À trop s’occuper d’aimer les autres, il vient un jour où l’on s’aperçoit que l’on ne s’aime plus. Que l’on ne sème plus, dans la continuité.

C’est le constat qui s’impose à Tristan en cette nuit froide de décembre.

Triste temps pour Tristan. Triste, depuis qu’elle s’en est allée, sa Yseult, vers d’autres amours plus risibles. Il n’a pas su la retenir.

Elle s’en est allée sur un “ tu ne m’aimes plus, Tristan. Parce que tu ne t’aimes plus. Tu n’écris plus.”


Deux jours. Ces mots datent de deux jours et depuis, ils scandent chaque fragment d’instant des moments de Tristan. Surtout les moments nocturnes, propices à l’introspection comme cette nuit.

J’aime, tu aimes, il aime. Elle aime.

Ces mots que l’on prononce à tout venant et qui deviennent comme un rituel routinier, si routinier qu’ils en perdent leur sens. Et leur essence.

Suffit-il de dire je t’aime comme l’on marmonne un bonjour ?

Pourtant, l’on s’y accroche, à ce je t’aime, comme à une bouée de sauvetage. Et l’on ignore qu’en réalité, l’on ne fait que se noyer dans le flot de deux syllabes qui ne font que nous maintenir dans l’illusion de l’amour. Et du bonheur.

Mais l’illusion rassure. Tant et si bien que l’on finit par s’y oublier. Et l’on finit par oublier de s’aimer soi-même.

S’aimer soi-même pour mieux aimer autrui. Aimer le JE pour aimer le TU. Et les ILS. Et les ELLES. Et les NOUS. Et les VOUS. Bannir les ON impersonnels. Neutres. Insipides.

Anonymes ils sont, les ON. Anonymes et éphémères.

Aimer le JE. Tristan soudain n’hésite plus. Il sait que le jeu en vaut la chandelle. Il sait qu’il lui faut rallumer les chandelles que le souffle froid du départ de sa Yseult a éteintes.

S’aimer pour semer. S’aimer mieux pour semer mieux. S’aimer par le biais des mots. S’aimer en forgeant des mots telles des lucioles de rêve.


Triste temps pour Tristan. Triste temps à illuminer de nouveau. Pendant qu’il est encore temps. Encore temps de s’aimer. Encore temps de semer pour d’autres temps au-delà du Temps.

Les temps de l’amour, temps des toujours. Les toujours qui durent toujours par la seule force de l’amour de soi. Et de l’amour des mots.

Tristan prend la plume. L’amour de soi passe par la plume. Et se nourrit de mots.

Il sème, Tristan. Il sème des mots sur une page vierge, les y unit en de multiples corps à corps, comme d’autres corps font l’amour. Des mots qui disent l’amour. Le JE et le TU ré-unis.

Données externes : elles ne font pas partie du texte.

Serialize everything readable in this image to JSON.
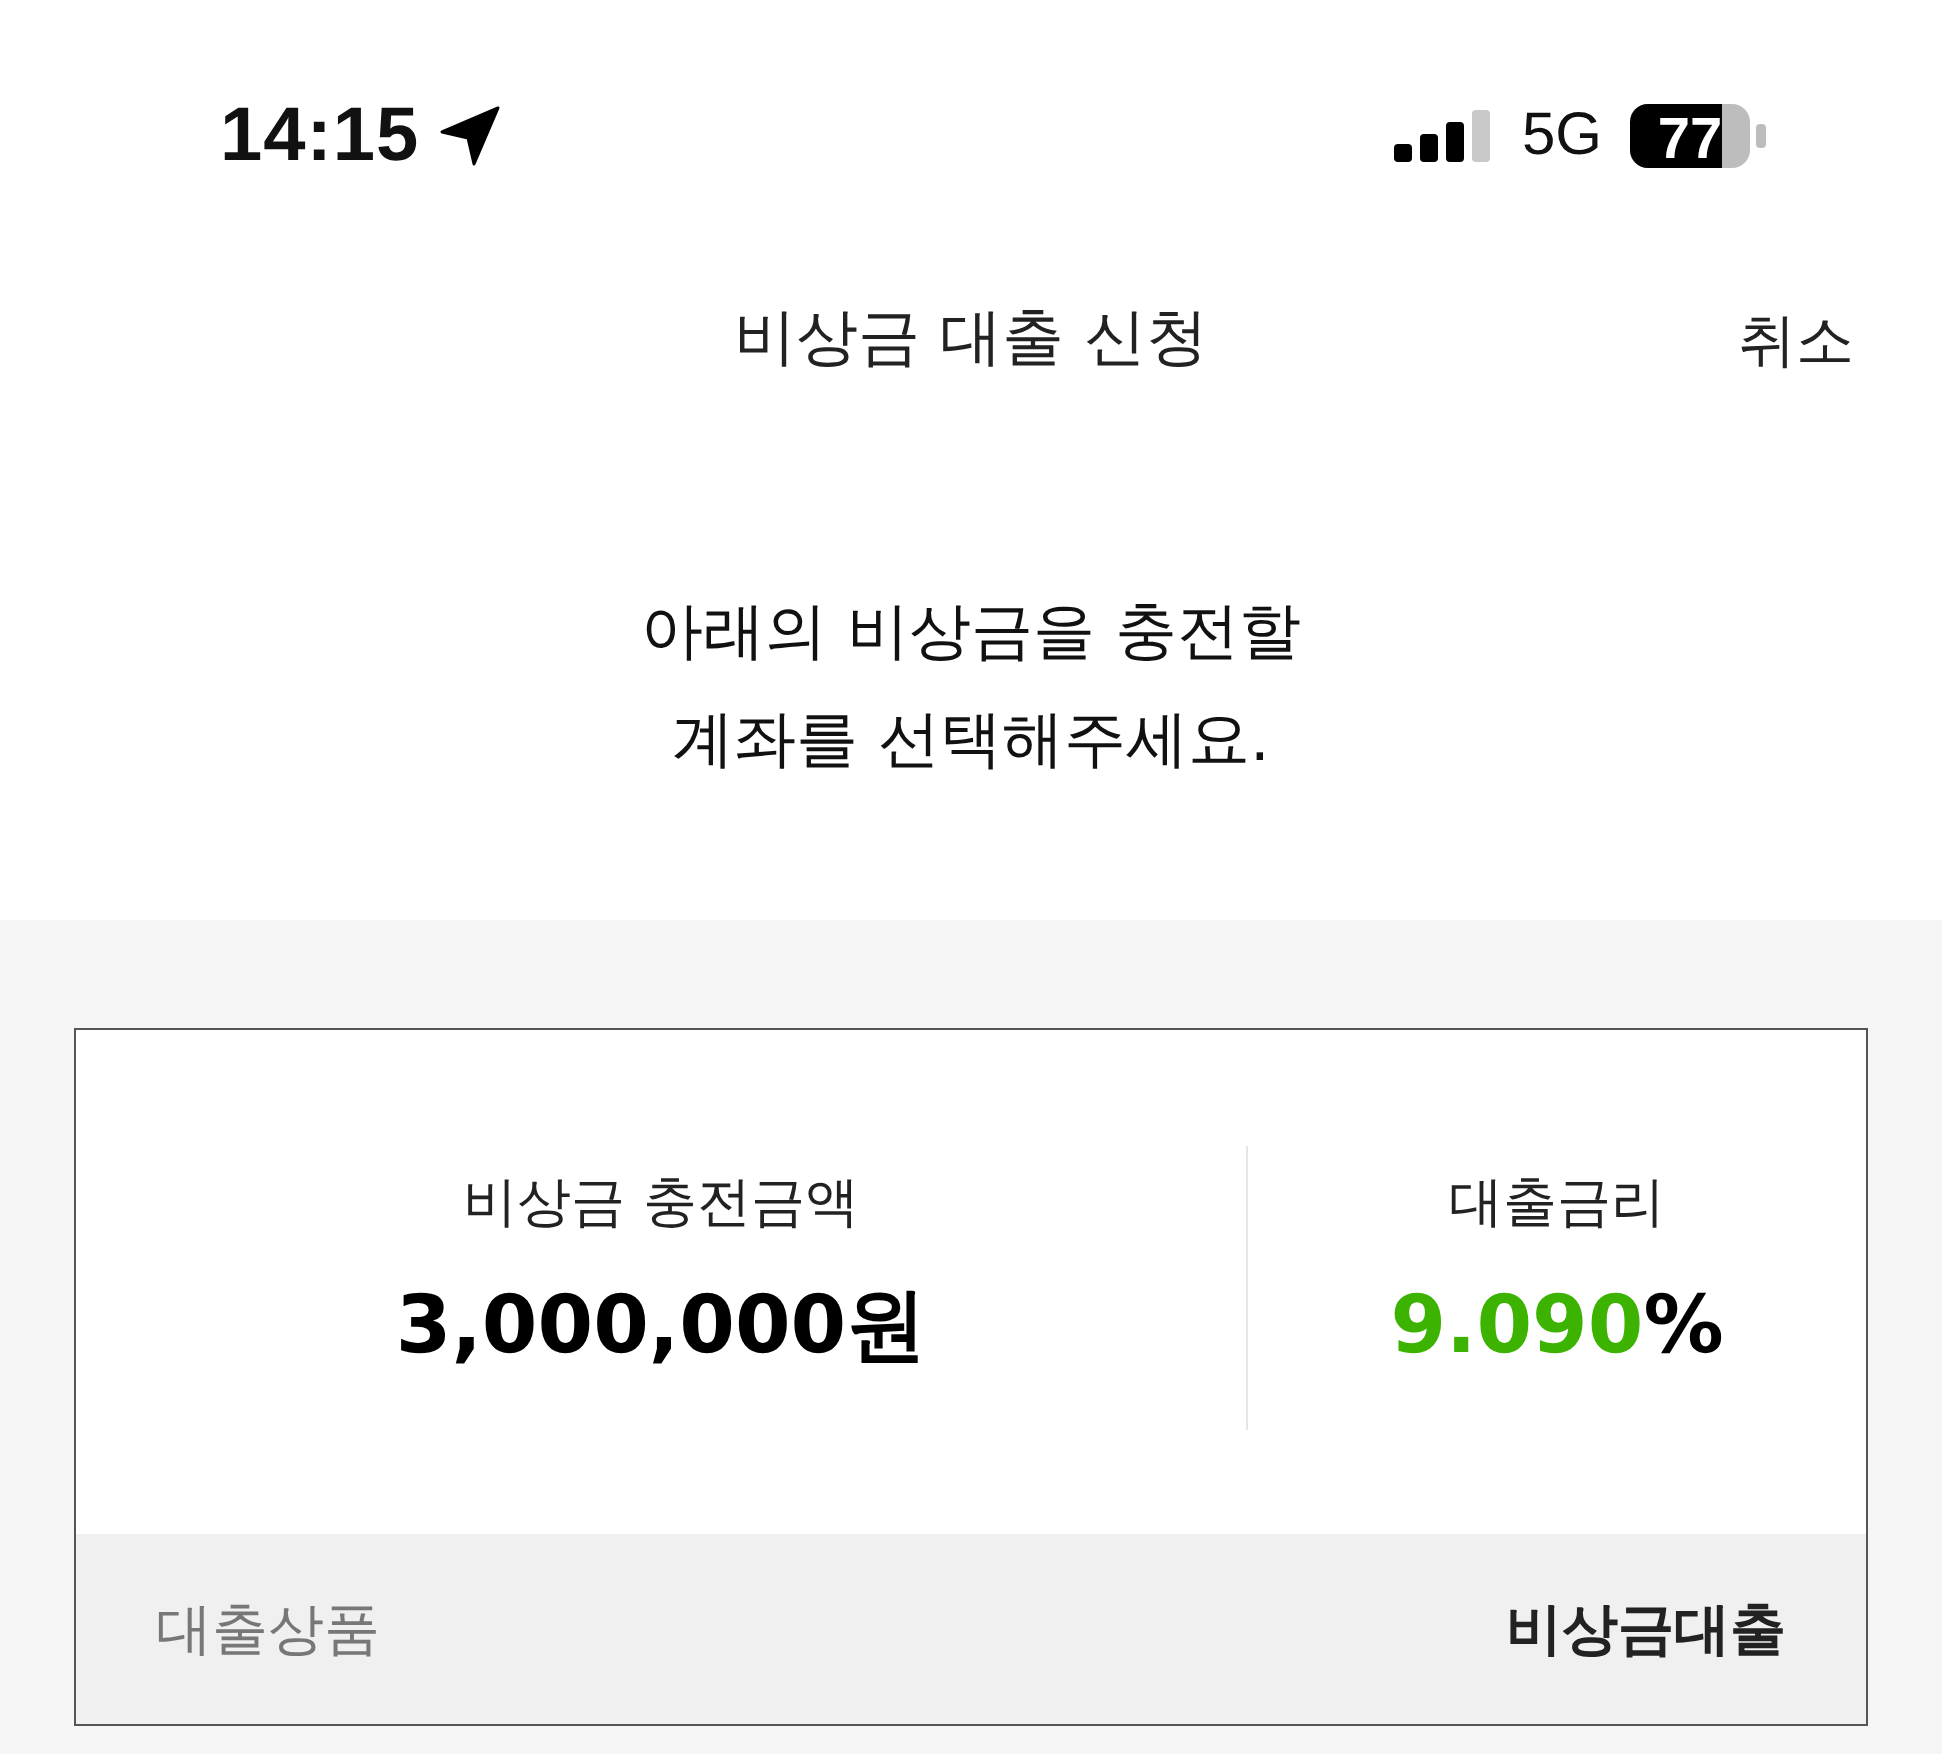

Il sème. Et récolte ces mots qui sont siens, fruits de l’amour :



Une brindille de soleil éteint

S’est accrochée à la tresse dorée

Qu’une femme aux yeux de pin

A nouée telle une gerbe acidulée


Dans les froissements d’une robe

Une main s’est enchevêtrée

Aux ronces elle s’est égratignée

Dénudant les replis qui se dérobent.


Chuintement de coton froissé

Pastels cachés émois roucoulants

La main se faufile sous les volants

D’une chair moite et tannée


Et aux abords de la tresse dénouée

Palpite encore le plaisir acidulé

Qu’une caresse a un temps allumé

Une brindille de soleil s’est embrasée



Tristan repose délicatement sa plume. Amoureusement, il contemple ses mots entrelacés sans s’en lasser.

Elle s’en est allée sur un “tu ne m’aimes plus, Tristan. Parce que tu ne t’aimes plus. Tu n’écris plus.”

J’écris, se dit-il. J’écris, se redit-il. Elle reviendra, mon Yseult. Cette inconnue croisée un soir de novembre dans un quelconque métro souterrain. Elle que j’entendis avant même de l’entrevoir. Elle dont je me souviens encore dans la nuitée des soirs. Elle, cette voix dominant tous les brouhahas des rails. Elle qui d’une gerbe de phrase alluma un feu de paille sur les visages des citadins ternes et emmurés.

Elle qui a brandi sa faim d’amour tel un étendard.

Elle qui criait en silence. Et criait encore.

J’ai faim, j’ai soif, disait sa voix dans les brumes des stations.

Défilant et défiant le tumultes des banales directions, sa voix rehaussée d’un regard bleu, nu et enhardi m’a cueilli soudain ainsi qu’une rage crue et démunie.

J’ai faim, scandait sa voix aux sonorités rauques.

Un instant, sur elle, mon regard s’est posé, fou.

Depuis, j’ai gardé d’elle la flamme bleue d’un embrasement, les mèches rebelles s’échappant d’un chignon roux et flou. Un sourire vrai en un univers sans rire ni allégresse. Et sa voix qui criait :

Le monde a soif d’amour : tu viendras l’apaiser.


Mon Yseult. Elle. Qui reviendra. Elle entendra mes écrits et cris d’amour assoiffés. Elle reviendra. Car je m’écrie d’amour. Et je m’écris.